Ubisoft is in some hot water for cutting a female playable character in its upcoming Assassin’s Creed: Unity, the eighth console game in the series and the first made exclusively for the new generation. The original plan had been to include such a character, which would have been a wonderful shift to see in the male-dominated series.

In the company’s defence, the game’s development is already stretched thin. The addition of four-player co-op notwithstanding, 10 different Ubisoft companies have been working on the game for three years. Time is tight and the pressure is on to bring the Assassin’s Creed series to this new generation of gaming consoles. Adding another main character means new models, designers, artists, motion-captures, and a slew of other resources.

In this light, Ubisoft’s reasoning that a female character would have meant a great deal more work is understandable. In an interview with video games news site Polygon, Ubisoft creative director Alex Amancio said that adding a female assassin would, “double the animations, double the voices … and double the visual assets."

However, insiders say that, given there have been female characters in previous Assassin’s Creed games, it wouldn’t be the mountain of work that Ubisoft is making it out to be. And let’s not forget, if the addition of a playable female protagonist had truly been an integral, foundational part of the game’s development, inherent to the spirit of the game, then Ubisoft would have made it happen.

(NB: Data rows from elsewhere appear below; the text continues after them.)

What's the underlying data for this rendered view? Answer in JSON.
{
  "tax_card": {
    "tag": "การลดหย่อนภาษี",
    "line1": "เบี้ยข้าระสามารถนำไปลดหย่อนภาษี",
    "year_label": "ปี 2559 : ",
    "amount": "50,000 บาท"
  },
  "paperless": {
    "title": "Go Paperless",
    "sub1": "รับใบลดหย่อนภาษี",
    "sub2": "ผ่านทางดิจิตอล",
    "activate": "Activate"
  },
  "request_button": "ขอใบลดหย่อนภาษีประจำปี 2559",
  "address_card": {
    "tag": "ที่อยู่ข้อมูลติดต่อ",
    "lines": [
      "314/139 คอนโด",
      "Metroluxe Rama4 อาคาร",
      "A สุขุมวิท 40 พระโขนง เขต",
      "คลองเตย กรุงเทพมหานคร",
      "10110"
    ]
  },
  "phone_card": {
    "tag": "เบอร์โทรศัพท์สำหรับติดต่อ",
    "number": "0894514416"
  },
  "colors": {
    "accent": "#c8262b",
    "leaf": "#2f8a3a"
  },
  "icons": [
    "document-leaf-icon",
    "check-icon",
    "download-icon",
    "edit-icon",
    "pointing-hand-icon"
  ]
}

My suspicion is that the company initially sent out the idea of a female playable character as a way of building up hype, but that the realities after the fact were too much. And if you read between the lines of words of Ubisoft technical director James Therien, you’ll see what I mean.

"It was on our feature list until not too long ago, but it’s a question of focus and production,” Therien told VideoGamer.com.

Once again, if the focus had been on bringing true diversity to the game, it would never have been an option for the female protagonist to end up on the cutting room floor.

This Assassin’s Creed, slated for release on Oct. 28 of this year, is meant to get back to the basics that made Assassin’s Creed famous: a large sprawling landscape to explore while you use your skills as an assassin to turn the tides of social and political upheaval.

Unity will be set in Paris during the French Revolution, a time when women were fighting for the right to education, let alone trying to break free from domestic roles. How could anyone expect a woman of 18th century Paris to be an assassin?

On the flip side, it makes me think that a female assassin at that time would have actually been a better choice. Imagine the backstory, the character development, the revitalizing blood that this could have brought to the game.

But perhaps that type of forward thinking wasn’t what Ubisoft considered important in, what Therien calls, the “reality of game development.”

When he’s not teaching high school, St. Albert Catholic High School alumnus Derek Mitchell can be found attached to a video game console.